Fidelity Bankers Life Insurance v. Krinsky

224 So. 2d 736 | Fla. Dist. Ct. App. | 1969

CHARLES CARROLL, Chief Judge.

The appellant insurance company appeals from a summary judgment entered in favor of the appellee, in the latter’s suit to recover death benefits as the designated beneficiary of an alleged insured under an employees’ group insurance policy.

On October IS, 1961, the appellant issued the group policy to Mercury Cab Company. According to the policy, the class of persons to be insured thereunder were full time paid employees of Mercury Cab Company. The policy provision entitled “Eligibility for Insurance” was as follows:

“The classes of persons eligible for insurance hereunder (herein called the eligible classes) shall be all persons directly employed on a full-time basis and compensated for services by the Policyholder. Each such person shall be eligible for insurance hereunder on the date of issue of this policy or on the day immediately following the completion of 60 days of continuous, active employment with the Policyholder, whichever is the later date, except that if the employment of such person with the Policyholder commenced on or before October 15, 1961, he shall be eligible hereunder on the date of issue of this policy.” [Italics supplied.]

The alleged insured, under whom the plaintiff claimed as beneficiary, was Nathan Eibister. Evidence submitted on behalf of the defendant indicated Eibister was employed and paid by Samuel C. Levine and Jack Kessler, co-partners doing business as S & J Transportation. His employment was as a taxicab driver. The person by or for whom the premiums were paid and who purportedly were insured under the policy were taxicab drivers employed by separate companies (of which S & J Transportation was one) which were members of “an association of independent (taxicab) operators for political purposes, *737dispatch services,” etc., designated as “Mercury Cab Owners Association.”

Eibister’s employment terminated on March 15, 1962, due to physical disability, and he did not work thereafter. He died on April 19, 1963.

The provision of the policy entitled “Termination of Group Life Insurance” was as follows:

“The Group Life Insurance of any person hereunder shall automatically cease if his employment or membership in the classes eligible for insurance hereunder terminates, or if the provisions of the Policy for his insurance terminate, or (if he is required to contribute toward the cost of his insurance) if he fails to make any contribution when due.

Cessation of active work in the eligible classes will be deemed to constitute termination of employment. However, the Policyholder, acting on a basis precluding individual selection, may consider any person who is disabled, granted leave of absence, or temporarily laid off, still employed in the eligible classes until the Policyholder terminates the insurance of such person by notifying the Company to that effect or by discontinuing premium payments on account of his insurance, provided, that the employment of any person in the eligible classes shall not be deemed to continue for longer than thirty-one days following the date on which he begins a leave of absence or is temporarily laid off.

“Termination of insurance because of termination of employment shall be effective automatically on the date of such termination of employment.”

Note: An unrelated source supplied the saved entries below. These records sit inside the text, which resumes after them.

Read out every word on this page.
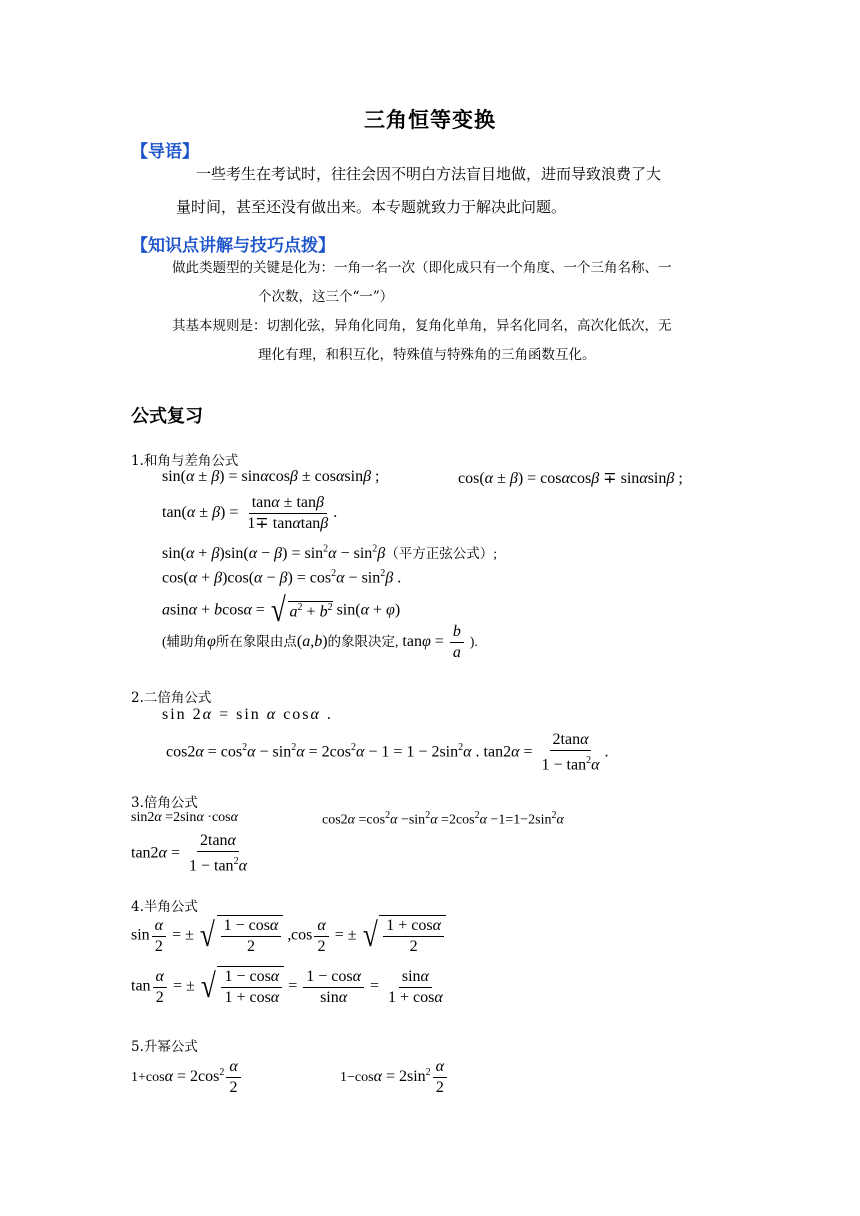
三角恒等变换
【导语】
一些考生在考试时，往往会因不明白方法盲目地做，进而导致浪费了大
量时间，甚至还没有做出来。本专题就致力于解决此问题。
【知识点讲解与技巧点拨】
做此类题型的关键是化为：一角一名一次（即化成只有一个角度、一个三角名称、一
个次数，这三个“一”）
其基本规则是：切割化弦，异角化同角，复角化单角，异名化同名，高次化低次，无
理化有理，和积互化，特殊值与特殊角的三角函数互化。
公式复习
1.和角与差角公式
sin(α ± β) = sinαcosβ ± cosαsinβ ;	cos(α ± β) = cosαcosβ ∓ sinαsinβ ;
$\tan(\alpha \pm \beta) = \frac{\tan\alpha \pm \tan\beta}{1\mp \tan\alpha\tan\beta}$ .
$\sin(\alpha + \beta)\sin(\alpha - \beta) = \sin^2\alpha - \sin^2\beta$（平方正弦公式）;
$\cos(\alpha + \beta)\cos(\alpha - \beta) = \cos^2\alpha - \sin^2\beta$ .
asinα + bcosα = √ $a^2 + b^2$ sin(α + φ)
(辅助角φ所在象限由点(a,b)的象限决定, $\tan\varphi = \frac{b}{a}$ ).
2.二倍角公式
sin 2α = sin α cosα .
$\cos 2\alpha = \cos^2\alpha - \sin^2\alpha = 2\cos^2\alpha - 1 = 1 - 2\sin^2\alpha$ . $\tan 2\alpha = \frac{2\tan\alpha}{1 - \tan^2\alpha}$ .
3.倍角公式
sin2α =2sinα ·cosα	$\cos 2\alpha =\cos^2\alpha -\sin^2\alpha =2\cos^2\alpha -1=1-2\sin^2\alpha$
$\tan 2\alpha = \frac{2\tan\alpha}{1 - \tan^2\alpha}$
4.半角公式
$\sin \frac{\alpha}{2}$ = ± √ $\frac{1 - \cos\alpha}{2}$ , $\cos \frac{\alpha}{2}$ = ± √ $\frac{1 + \cos\alpha}{2}$
$\tan \frac{\alpha}{2}$ = ± √ $\frac{1 - \cos\alpha}{1 + \cos\alpha} = \frac{1 - \cos\alpha}{\sin\alpha} = \frac{\sin\alpha}{1 + \cos\alpha}$
5.升幂公式
$1+\cos\alpha = 2\cos^2 \frac{\alpha}{2}$	$1-\cos\alpha = 2\sin^2 \frac{\alpha}{2}$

Under the last quoted provisions of the policy, the “employer” could have considered Eibister “still employed” after he became disabled, so that Eibister then would have remained covered provided payments of monthly premiums allocable to Eibister were continued by the employer, or by Eibister if the taxi drivers covered were required to pay or contribute to the monthly premiums for the coverage attributable to them. Evidence as to what occurred in those respects was lacking.

The claim of the plaintiff that Eibister was an insured under the policy, as being an employee of the company to which the policy was issued, and, if so, whether his coverage under the policy was preserved after his employment terminated and so continued to the time of his death, represented issues material to a right of the plaintiff to recover under the policy. An examination of the record shows those material issues were not dispelled on the motion for summary judgment.

Accordingly, the summary judgment is reversed and the cause is remanded for further proceedings.